Sentimen negatif kembali menekan pasar modal Indonesia. Bank investasi global Goldman Sachs resmi menurunkan peringkat saham Indonesia menjadi underweight, hanya sehari setelah Morgan Stanley Capital International (MSCI) menyoroti risiko investabilitas di pasar saham Tanah Air.
Langkah ini memperburuk kondisi pasar yang sebelumnya sudah terpukul oleh aksi jual besar-besaran. Indeks Harga Saham Gabungan (IHSG) mencatat penurunan harian terdalam sejak April 2025, memicu kekhawatiran lanjutan di kalangan investor.
Dalam laporan risetnya, analis Goldman Sachs—termasuk Timothy Moe—memperkirakan tekanan jual, terutama dari investor pasif, masih akan berlanjut dan menjadi penghambat kinerja pasar saham Indonesia dalam waktu dekat.
Goldman memproyeksikan arus keluar dana pasif dari pasar saham Indonesia pasca-penilaian MSCI bisa mencapai US$2,2 miliar hingga US$7,8 miliar. Bahkan dalam skenario ekstrem, jika Indonesia diturunkan statusnya menjadi frontier market, total arus keluar berpotensi menembus US$13 miliar. Angka tersebut mencakup potensi tambahan US$5,6 miliar apabila FTSE Russell turut meninjau ulang metodologi indeksnya.
IHSG Ambruk dan Trading Halt
Tekanan pasar langsung terasa di lantai bursa. Pada perdagangan Rabu (28/1/2026), IHSG anjlok 7,35% ke level 8.320,56. Indeks bahkan sempat merosot lebih dari 8%, sehingga memicu penghentian perdagangan sementara (trading halt) selama 30 menit.
Namun, setelah perdagangan dibuka kembali, tekanan jual belum mereda. IHSG kembali terkoreksi hingga 8,76% dan menyentuh level 8.193,77.
Aksi jual ini dipicu keputusan MSCI yang membekukan pembaruan indeks untuk sekuritas Indonesia guna memitigasi apa yang disebut sebagai “risiko investabilitas”. MSCI tidak mengizinkan kenaikan Foreign Inclusion Factor (FIF), penambahan jumlah saham, maupun promosi emiten dari indeks kecil ke indeks standar, hingga persoalan transparansi struktur kepemilikan saham diselesaikan.

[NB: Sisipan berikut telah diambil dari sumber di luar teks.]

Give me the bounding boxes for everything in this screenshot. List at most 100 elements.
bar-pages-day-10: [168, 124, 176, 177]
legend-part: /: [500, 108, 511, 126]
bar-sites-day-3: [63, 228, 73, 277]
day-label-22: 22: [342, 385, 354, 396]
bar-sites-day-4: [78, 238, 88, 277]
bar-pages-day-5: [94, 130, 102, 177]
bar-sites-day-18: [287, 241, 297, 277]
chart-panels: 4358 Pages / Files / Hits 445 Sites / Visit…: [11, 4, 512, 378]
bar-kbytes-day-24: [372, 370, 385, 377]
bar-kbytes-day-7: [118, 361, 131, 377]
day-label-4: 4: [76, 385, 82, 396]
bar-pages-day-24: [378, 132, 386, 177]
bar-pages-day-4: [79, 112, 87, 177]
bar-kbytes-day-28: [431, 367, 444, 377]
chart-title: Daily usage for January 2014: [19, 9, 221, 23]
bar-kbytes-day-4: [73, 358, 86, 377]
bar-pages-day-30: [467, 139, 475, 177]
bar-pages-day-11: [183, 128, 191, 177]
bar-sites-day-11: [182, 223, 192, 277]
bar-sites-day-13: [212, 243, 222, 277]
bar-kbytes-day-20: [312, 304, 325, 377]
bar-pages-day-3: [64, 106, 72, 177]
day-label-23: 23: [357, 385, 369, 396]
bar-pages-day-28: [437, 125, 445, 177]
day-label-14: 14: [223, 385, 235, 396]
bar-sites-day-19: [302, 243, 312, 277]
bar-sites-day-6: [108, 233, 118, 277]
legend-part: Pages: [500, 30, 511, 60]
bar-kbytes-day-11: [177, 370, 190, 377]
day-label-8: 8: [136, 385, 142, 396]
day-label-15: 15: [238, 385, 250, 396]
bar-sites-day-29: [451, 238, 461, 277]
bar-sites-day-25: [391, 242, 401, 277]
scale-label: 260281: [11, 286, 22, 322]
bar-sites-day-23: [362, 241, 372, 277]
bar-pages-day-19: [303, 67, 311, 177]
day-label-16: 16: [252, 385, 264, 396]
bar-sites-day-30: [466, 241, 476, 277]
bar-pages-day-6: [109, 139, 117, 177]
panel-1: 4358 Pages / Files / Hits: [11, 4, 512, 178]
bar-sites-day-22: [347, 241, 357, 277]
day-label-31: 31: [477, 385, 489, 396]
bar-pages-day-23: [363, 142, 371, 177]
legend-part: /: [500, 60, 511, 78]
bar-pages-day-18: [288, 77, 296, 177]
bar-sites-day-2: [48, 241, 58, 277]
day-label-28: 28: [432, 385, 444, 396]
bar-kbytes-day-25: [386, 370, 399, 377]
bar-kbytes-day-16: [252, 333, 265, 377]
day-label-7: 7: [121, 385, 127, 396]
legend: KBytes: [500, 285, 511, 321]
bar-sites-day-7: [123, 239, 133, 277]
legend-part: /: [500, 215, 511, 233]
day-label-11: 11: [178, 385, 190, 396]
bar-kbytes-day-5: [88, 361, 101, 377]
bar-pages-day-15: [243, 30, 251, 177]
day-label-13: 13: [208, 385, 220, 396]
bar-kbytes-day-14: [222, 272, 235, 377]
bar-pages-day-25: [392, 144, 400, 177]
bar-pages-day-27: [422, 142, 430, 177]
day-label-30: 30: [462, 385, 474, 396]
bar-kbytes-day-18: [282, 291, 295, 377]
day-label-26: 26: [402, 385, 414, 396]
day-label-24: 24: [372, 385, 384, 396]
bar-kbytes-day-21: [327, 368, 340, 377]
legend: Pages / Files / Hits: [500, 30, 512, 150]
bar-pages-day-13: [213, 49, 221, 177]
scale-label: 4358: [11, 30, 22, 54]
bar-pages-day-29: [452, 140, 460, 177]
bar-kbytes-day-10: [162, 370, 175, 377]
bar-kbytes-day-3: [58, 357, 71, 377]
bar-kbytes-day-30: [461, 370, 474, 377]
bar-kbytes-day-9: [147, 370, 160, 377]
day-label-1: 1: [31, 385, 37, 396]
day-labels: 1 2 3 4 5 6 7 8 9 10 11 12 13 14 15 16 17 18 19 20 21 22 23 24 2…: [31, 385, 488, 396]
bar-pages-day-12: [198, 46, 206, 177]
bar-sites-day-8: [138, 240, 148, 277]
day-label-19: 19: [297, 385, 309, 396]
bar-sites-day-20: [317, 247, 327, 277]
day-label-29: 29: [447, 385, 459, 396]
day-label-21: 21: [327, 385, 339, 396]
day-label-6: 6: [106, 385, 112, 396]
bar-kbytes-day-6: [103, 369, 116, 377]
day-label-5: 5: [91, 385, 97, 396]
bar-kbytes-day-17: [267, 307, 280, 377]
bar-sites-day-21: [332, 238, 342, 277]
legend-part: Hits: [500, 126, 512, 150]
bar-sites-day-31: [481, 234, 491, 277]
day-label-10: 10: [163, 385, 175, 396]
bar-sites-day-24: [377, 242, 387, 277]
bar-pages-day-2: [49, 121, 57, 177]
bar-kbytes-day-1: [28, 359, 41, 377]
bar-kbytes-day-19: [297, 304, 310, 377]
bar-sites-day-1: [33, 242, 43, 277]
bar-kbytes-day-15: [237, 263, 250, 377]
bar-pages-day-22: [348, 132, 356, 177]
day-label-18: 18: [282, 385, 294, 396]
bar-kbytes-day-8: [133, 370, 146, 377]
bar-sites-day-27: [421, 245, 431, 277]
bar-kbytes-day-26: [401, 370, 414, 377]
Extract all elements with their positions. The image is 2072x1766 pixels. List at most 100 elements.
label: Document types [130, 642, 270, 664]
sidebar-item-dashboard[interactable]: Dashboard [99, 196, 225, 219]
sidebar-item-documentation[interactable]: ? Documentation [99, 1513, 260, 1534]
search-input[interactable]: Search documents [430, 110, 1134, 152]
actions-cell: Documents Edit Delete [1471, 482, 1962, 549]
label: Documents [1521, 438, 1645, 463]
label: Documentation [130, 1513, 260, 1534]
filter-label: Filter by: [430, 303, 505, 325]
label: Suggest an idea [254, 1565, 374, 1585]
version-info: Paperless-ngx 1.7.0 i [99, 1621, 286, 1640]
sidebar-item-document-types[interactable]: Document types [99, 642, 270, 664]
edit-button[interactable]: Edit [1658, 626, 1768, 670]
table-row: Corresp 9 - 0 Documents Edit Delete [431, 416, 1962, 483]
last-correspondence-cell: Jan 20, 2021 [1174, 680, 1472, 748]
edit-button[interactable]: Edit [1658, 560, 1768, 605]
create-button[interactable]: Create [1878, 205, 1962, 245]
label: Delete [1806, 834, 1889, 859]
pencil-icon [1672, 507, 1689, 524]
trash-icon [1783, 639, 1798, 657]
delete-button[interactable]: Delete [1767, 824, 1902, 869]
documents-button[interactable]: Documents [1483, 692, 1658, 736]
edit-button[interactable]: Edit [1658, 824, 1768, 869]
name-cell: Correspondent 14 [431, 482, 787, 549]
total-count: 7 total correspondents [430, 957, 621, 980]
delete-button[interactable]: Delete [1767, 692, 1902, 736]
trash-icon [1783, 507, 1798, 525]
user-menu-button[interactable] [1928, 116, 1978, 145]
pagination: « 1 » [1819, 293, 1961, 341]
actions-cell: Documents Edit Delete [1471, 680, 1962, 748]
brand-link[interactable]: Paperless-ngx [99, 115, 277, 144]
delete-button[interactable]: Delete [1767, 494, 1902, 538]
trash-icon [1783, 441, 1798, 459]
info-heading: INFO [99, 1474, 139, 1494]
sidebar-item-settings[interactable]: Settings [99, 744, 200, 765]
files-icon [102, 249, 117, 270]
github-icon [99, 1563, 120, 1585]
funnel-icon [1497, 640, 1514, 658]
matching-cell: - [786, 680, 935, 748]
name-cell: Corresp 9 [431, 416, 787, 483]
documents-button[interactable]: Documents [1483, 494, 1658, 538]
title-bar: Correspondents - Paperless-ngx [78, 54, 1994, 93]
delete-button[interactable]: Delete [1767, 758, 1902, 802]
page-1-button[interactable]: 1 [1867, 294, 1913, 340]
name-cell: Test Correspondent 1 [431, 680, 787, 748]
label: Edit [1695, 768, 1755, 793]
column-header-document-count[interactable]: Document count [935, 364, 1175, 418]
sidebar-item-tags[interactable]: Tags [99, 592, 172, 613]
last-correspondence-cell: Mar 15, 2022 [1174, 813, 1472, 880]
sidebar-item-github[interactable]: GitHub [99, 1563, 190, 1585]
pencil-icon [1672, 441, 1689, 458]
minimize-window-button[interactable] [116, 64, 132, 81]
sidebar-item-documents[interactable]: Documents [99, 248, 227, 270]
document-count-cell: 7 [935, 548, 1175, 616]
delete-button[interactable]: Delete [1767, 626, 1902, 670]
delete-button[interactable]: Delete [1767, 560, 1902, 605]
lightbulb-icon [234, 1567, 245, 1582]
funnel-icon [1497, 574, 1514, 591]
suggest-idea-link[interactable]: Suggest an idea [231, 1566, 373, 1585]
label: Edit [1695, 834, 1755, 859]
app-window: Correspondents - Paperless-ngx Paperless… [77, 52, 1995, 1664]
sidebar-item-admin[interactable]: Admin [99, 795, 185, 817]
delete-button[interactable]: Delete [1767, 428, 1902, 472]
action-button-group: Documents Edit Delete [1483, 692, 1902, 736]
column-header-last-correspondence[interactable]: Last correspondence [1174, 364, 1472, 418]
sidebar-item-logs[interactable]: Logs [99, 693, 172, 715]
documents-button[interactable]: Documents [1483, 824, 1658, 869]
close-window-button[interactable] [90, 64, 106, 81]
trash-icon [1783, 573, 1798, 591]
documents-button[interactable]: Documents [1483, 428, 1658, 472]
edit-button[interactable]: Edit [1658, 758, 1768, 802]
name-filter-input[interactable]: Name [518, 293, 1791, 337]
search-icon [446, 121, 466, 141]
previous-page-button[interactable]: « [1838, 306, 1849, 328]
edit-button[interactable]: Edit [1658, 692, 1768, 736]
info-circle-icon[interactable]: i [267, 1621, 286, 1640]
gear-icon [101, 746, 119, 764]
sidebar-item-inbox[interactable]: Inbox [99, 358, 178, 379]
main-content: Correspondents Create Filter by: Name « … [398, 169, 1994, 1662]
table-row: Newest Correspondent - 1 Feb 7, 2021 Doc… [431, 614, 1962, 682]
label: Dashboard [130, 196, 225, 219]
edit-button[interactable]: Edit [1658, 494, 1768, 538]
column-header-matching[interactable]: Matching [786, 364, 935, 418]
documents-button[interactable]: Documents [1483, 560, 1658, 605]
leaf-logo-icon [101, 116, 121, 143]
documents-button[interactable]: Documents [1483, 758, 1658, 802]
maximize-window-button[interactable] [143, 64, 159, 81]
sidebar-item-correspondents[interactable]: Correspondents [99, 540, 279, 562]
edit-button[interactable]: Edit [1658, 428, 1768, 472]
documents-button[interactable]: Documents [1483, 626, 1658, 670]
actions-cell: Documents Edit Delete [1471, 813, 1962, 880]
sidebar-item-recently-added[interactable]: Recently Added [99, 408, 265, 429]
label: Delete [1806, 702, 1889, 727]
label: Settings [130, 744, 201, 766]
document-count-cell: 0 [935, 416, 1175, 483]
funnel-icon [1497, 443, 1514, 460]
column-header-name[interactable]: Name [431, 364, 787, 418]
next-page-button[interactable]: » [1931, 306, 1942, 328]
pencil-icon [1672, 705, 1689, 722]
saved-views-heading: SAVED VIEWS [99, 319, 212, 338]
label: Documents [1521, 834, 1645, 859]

Investor global menyoroti masih buramnya data kepemilikan saham di Indonesia, termasuk kekhawatiran terhadap perdagangan terkoordinasi yang berpotensi mengganggu pembentukan harga yang wajar.
Pada hari yang sama, investor asing tercatat melakukan net sell Rp6,17 triliun, menjadi arus keluar harian terbesar sejak April 2025. Sepanjang 2025, total penjualan bersih asing mencapai Rp13,96 triliun, menjadikan tahun tersebut sebagai yang terburuk sejak 2020 dari sisi arus modal keluar.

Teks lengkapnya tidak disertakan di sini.